After her primary challenge last year, I was hopeful that Harman’s hawkish tendencies would soften. And in many ways, we’ve gotten that. Despite protestations that “Jane Harman hasn’t changed” since declaring herself “The Best Republican in the Democratic Party,” her votes on the war have gotten better- in fits and starts- over the past year. But lately she’s been trying to play thought police and now trying to justify a belligerent stance on Iran by legitimizing the same insanity that got us into Iraq. In 2002, the selective application of intelligence and deliberate misinformation to support a pre-established policy goal went on behind closed doors and, eventually, really pissed people off. Oh, and it also needlessly killed hundreds of thousands of people, bankrupted the country, further destabilized the Middle East and destroyed the nation’s international credibility. But this time we’re going to tell you to your face that we’re feeding a predetermined policy and tell you that it’s the only reasonable way to decide anything. Only the crazy irrational fringe would be swayed by actual evidence.
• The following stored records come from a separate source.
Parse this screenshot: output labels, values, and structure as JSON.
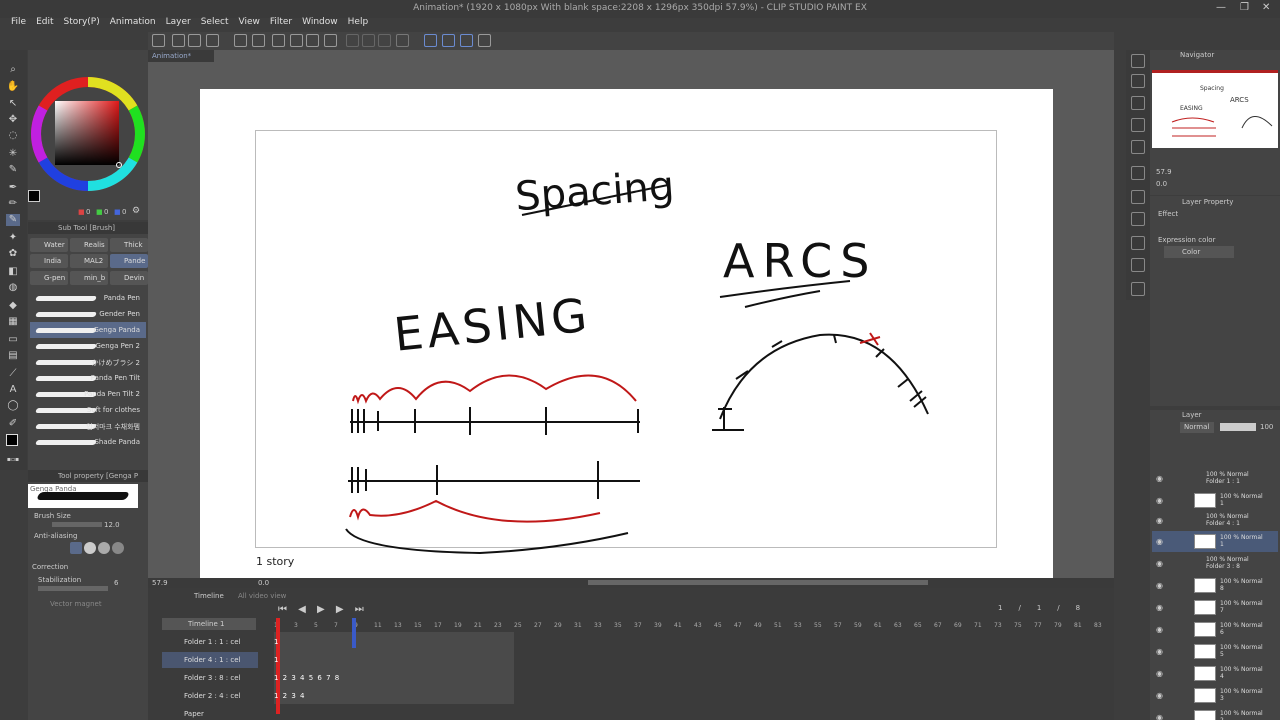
{
  "window": {
    "title": "Animation* (1920 x 1080px With blank space:2208 x 1296px 350dpi 57.9%) - CLIP STUDIO PAINT EX",
    "min": "—",
    "max": "❐",
    "close": "✕"
  },
  "menu": [
    "File",
    "Edit",
    "Story(P)",
    "Animation",
    "Layer",
    "Select",
    "View",
    "Filter",
    "Window",
    "Help"
  ],
  "document_tab": "Animation*",
  "canvas": {
    "story_label": "1 story",
    "drawing_texts": {
      "spacing": "Spacing",
      "arcs": "ARCS",
      "easing": "EASING"
    }
  },
  "color_panel": {
    "r": "0",
    "g": "0",
    "b": "0"
  },
  "subtool": {
    "header": "Sub Tool [Brush]",
    "tabs": [
      "Water",
      "Realis",
      "Thick",
      "India",
      "MAL2",
      "Pande",
      "G-pen",
      "min_b",
      "Devin"
    ],
    "brushes": [
      "Panda Pen",
      "Gender Pen",
      "Genga Panda",
      "Genga Pen 2",
      "かけめブラシ 2",
      "Panda Pen Tilt",
      "Panda Pen Tilt 2",
      "Soft for clothes",
      "입저마크 수채화펨",
      "Shade Panda"
    ],
    "selected_brush": 2
  },
  "tool_property": {
    "header": "Tool property [Genga P",
    "brush_name": "Genga Panda",
    "brush_size_label": "Brush Size",
    "brush_size_value": "12.0",
    "antialias_label": "Anti-aliasing",
    "correction_label": "Correction",
    "stabilization_label": "Stabilization",
    "stabilization_value": "6",
    "vector_magnet_label": "Vector magnet"
  },
  "status": {
    "zoom": "57.9",
    "rotation": "0.0"
  },
  "timeline": {
    "tab": "Timeline",
    "tab2": "All video view",
    "name": "Timeline 1",
    "frame_readout": [
      "1",
      "/",
      "1",
      "/",
      "8"
    ],
    "frame_numbers": [
      "1",
      "3",
      "5",
      "7",
      "9",
      "11",
      "13",
      "15",
      "17",
      "19",
      "21",
      "23",
      "25",
      "27",
      "29",
      "31",
      "33",
      "35",
      "37",
      "39",
      "41",
      "43",
      "45",
      "47",
      "49",
      "51",
      "53",
      "55",
      "57",
      "59",
      "61",
      "63",
      "65",
      "67",
      "69",
      "71",
      "73",
      "75",
      "77",
      "79",
      "81",
      "83"
    ],
    "tracks": [
      {
        "label": "Folder 1 : 1 : cel",
        "cels": "1"
      },
      {
        "label": "Folder 4 : 1 : cel",
        "cels": "1"
      },
      {
        "label": "Folder 3 : 8 : cel",
        "cels": "1 2 3 4 5 6 7 8"
      },
      {
        "label": "Folder 2 : 4 : cel",
        "cels": "1 2 3 4"
      },
      {
        "label": "Paper",
        "cels": ""
      }
    ]
  },
  "navigator": {
    "header": "Navigator",
    "zoom": "57.9",
    "rotation": "0.0"
  },
  "layer_property": {
    "header": "Layer Property",
    "effect_label": "Effect",
    "expression_label": "Expression color",
    "expression_value": "Color"
  },
  "layer_panel": {
    "header": "Layer",
    "blend_mode": "Normal",
    "opacity": "100",
    "layers": [
      {
        "kind": "folder",
        "line1": "100 % Normal",
        "line2": "Folder 1 : 1"
      },
      {
        "kind": "layer",
        "line1": "100 % Normal",
        "line2": "1"
      },
      {
        "kind": "folder",
        "line1": "100 % Normal",
        "line2": "Folder 4 : 1"
      },
      {
        "kind": "layer",
        "line1": "100 % Normal",
        "line2": "1",
        "selected": true
      },
      {
        "kind": "folder",
        "line1": "100 % Normal",
        "line2": "Folder 3 : 8"
      },
      {
        "kind": "layer",
        "line1": "100 % Normal",
        "line2": "8"
      },
      {
        "kind": "layer",
        "line1": "100 % Normal",
        "line2": "7"
      },
      {
        "kind": "layer",
        "line1": "100 % Normal",
        "line2": "6"
      },
      {
        "kind": "layer",
        "line1": "100 % Normal",
        "line2": "5"
      },
      {
        "kind": "layer",
        "line1": "100 % Normal",
        "line2": "4"
      },
      {
        "kind": "layer",
        "line1": "100 % Normal",
        "line2": "3"
      },
      {
        "kind": "layer",
        "line1": "100 % Normal",
        "line2": "2"
      }
    ]
  }
}
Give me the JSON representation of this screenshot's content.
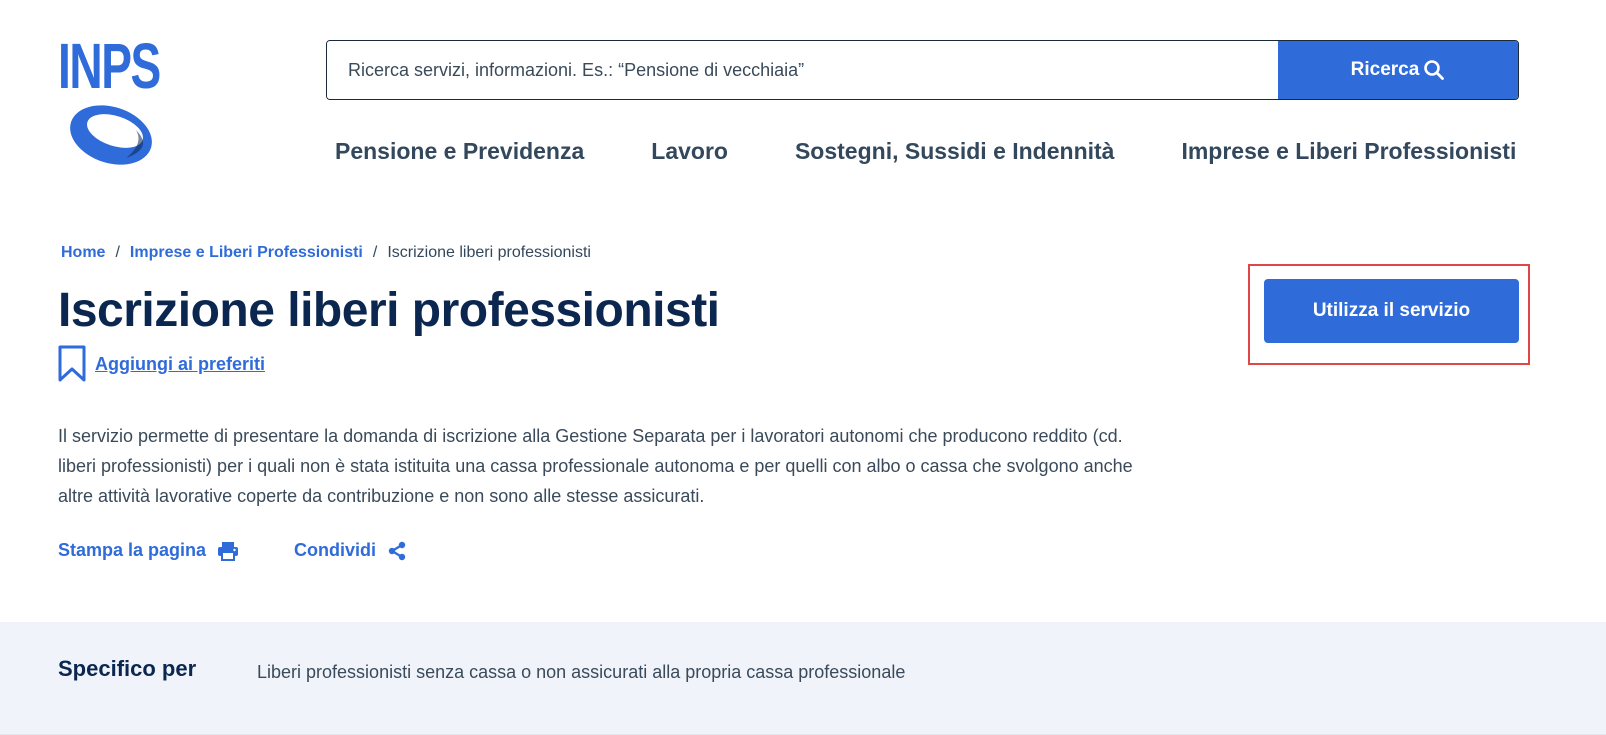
{
  "header": {
    "logo_text": "INPS",
    "search": {
      "placeholder": "Ricerca servizi, informazioni. Es.: “Pensione di vecchiaia”",
      "button_label": "Ricerca"
    },
    "nav": [
      {
        "label": "Pensione e Previdenza"
      },
      {
        "label": "Lavoro"
      },
      {
        "label": "Sostegni, Sussidi e Indennità"
      },
      {
        "label": "Imprese e Liberi Professionisti"
      }
    ]
  },
  "breadcrumb": {
    "items": [
      {
        "label": "Home"
      },
      {
        "label": "Imprese e Liberi Professionisti"
      }
    ],
    "separator": "/",
    "current": "Iscrizione liberi professionisti"
  },
  "page": {
    "title": "Iscrizione liberi professionisti",
    "favorite_label": "Aggiungi ai preferiti",
    "cta_label": "Utilizza il servizio",
    "description": "Il servizio permette di presentare la domanda di iscrizione alla Gestione Separata per i lavoratori autonomi che producono reddito (cd. liberi professionisti) per i quali non è stata istituita una cassa professionale autonoma e per quelli con albo o cassa che svolgono anche altre attività lavorative coperte da contribuzione e non sono alle stesse assicurati.",
    "actions": {
      "print_label": "Stampa la pagina",
      "share_label": "Condividi"
    }
  },
  "specific": {
    "label": "Specifico per",
    "value": "Liberi professionisti senza cassa o non assicurati alla propria cassa professionale"
  },
  "colors": {
    "brand_blue": "#2f6bd9",
    "title_navy": "#0b2750",
    "highlight_red": "#e04646",
    "band_bg": "#f0f4fa"
  }
}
Perhaps the saddest part is that this whole article goes beyond political outrage and comes off as Rep. Harman’s “I drive a Dodge Stratus!” moment. She got passed over to Chair the House Intelligence Committee after Democrats retook the House, getting the Homeland Security Subcommittee on Intelligence instead. This sure does come off as a half-bitter, half-desperate attempt to reclaim relevance by grabbing a headline. Maybe her tendency to undermine the party in support of hawking an antagonistic foreign policy is why Rep. Silvestre Reyes is chairing the Intelligence Committee today. I’m just speculating there of course, but it’s tough to come up with a positive reading of this editorial, particularly when it finally boils down to “The government is telling you Iran is dangerous even though the government has established that Iran is not dangerous”:
Though the new NIE may be taken as positive news, Iran clearly remains dangerous. The combination of international pressure, economic sanctions and the presence of U.S. troops on Iran’s borders may have indeed convinced Tehran to abandon its nuclear-weapons program, as the NIE states with “high confidence.” Nevertheless, Congress must engage in vigorous oversight — to challenge those who do intelligence work, and to make site visits to see for ourselves.
This line of crap flew in 2002 and 2003 because Democrats like Jane Harman pushed it and there wasn’t a clear and recent debacle to prove how wrong-headed it was to its core. There’s no excuse now.